En las Olimpíadas la competencia es de categoría libre, y no está separada por peso.  Lucía va a competir contra mujeres más pesadas y con más fuerza. Igual, se tiene fe.


— De los 24 botes que vamos a ser espero estar entre los 12 primeros. Después de ocho años, parece como si recién empezara.
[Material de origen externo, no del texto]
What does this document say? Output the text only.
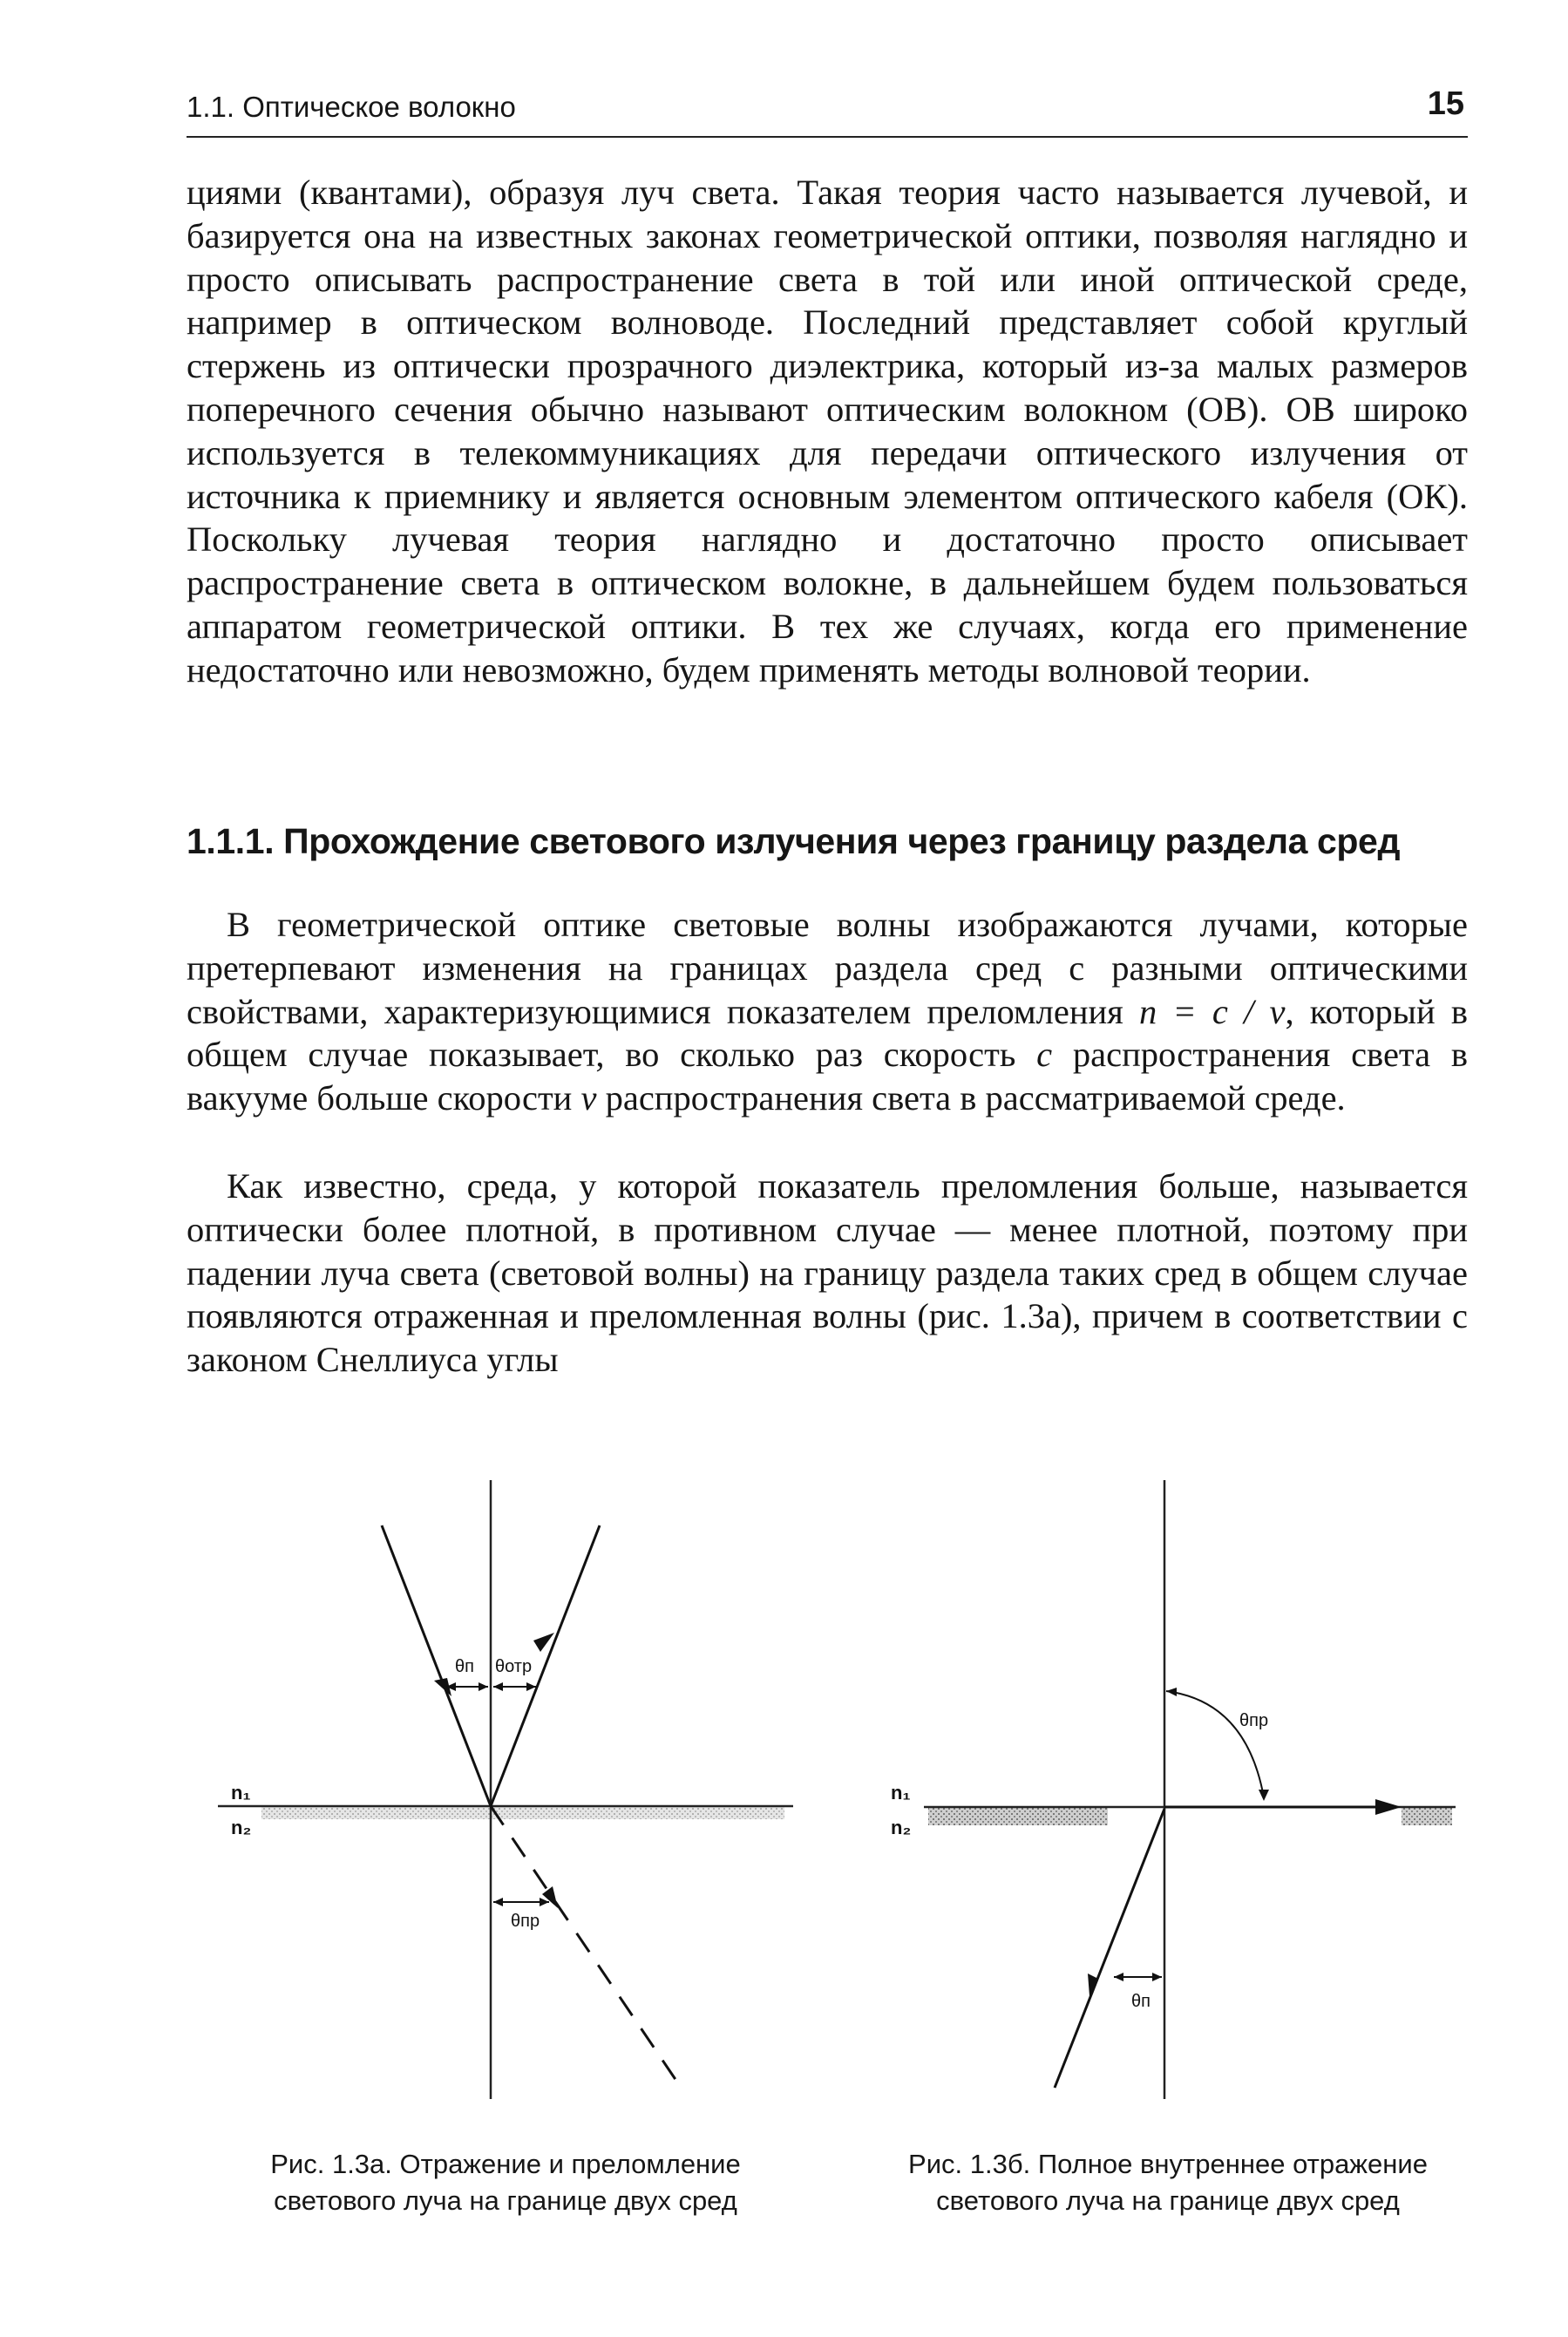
1.1. Оптическое волокно	15

циями (квантами), образуя луч света. Такая теория часто называется лучевой, и базируется она на известных законах геометрической оптики, позволяя наглядно и просто описывать распространение света в той или иной оптической среде, например в оптическом волноводе. Последний представляет собой круглый стержень из оптически прозрачного диэлектрика, который из-за малых размеров поперечного сечения обычно называют оптическим волокном (ОВ). ОВ широко используется в телекоммуникациях для передачи оптического излучения от источника к приемнику и является основным элементом оптического кабеля (ОК). Поскольку лучевая теория наглядно и достаточно просто описывает распространение света в оптическом волокне, в дальнейшем будем пользоваться аппаратом геометрической оптики. В тех же случаях, когда его применение недостаточно или невозможно, будем применять методы волновой теории.

1.1.1. Прохождение светового излучения через границу раздела сред

В геометрической оптике световые волны изображаются лучами, которые претерпевают изменения на границах раздела сред с разными оптическими свойствами, характеризующимися показателем преломления n = c / v, который в общем случае показывает, во сколько раз скорость c распространения света в вакууме больше скорости v распространения света в рассматриваемой среде.

Как известно, среда, у которой показатель преломления больше, называется оптически более плотной, в противном случае — менее плотной, поэтому при падении луча света (световой волны) на границу раздела таких сред в общем случае появляются отраженная и преломленная волны (рис. 1.3а), причем в соответствии с законом Снеллиуса углы

n₁
n₂
θп θотр
θпр
n₁
n₂
θпр
θп
Рис. 1.3а. Отражение и преломление
светового луча на границе двух сред
Рис. 1.3б. Полное внутреннее отражение
светового луча на границе двух сред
En Munich me estuve comparando con las pesadas y estuve siempre dentro del puesto 6 al 12. Me falta experiencia y tiempo, porque las campeonas olímpicas en general tienen entre 30 y 35 años.

 

 

Lucía acaba de cumplir 26. Para dejar de remar todavía le falta mucho, pero tiene otros planes: dedicarse a la repostería.  El remo va a estar presente, pero no va a ser lo principal.


— Soy chef y hago repostería para casamientos, mesas de dulces.


Hasta hace poco también trabajaba haciendo repostería, pero no quería perder tiempo de entrenamiento y decidió rechazar los pedidos.


Cuando cocina, no puede comer nada. Por la dieta. Cuando deje el remo, tampoco va a poder comer. Por la celiaquía.


-De todos modos –se consuela–  me canso de ver las cosas dulces. Y ya ni me tientan.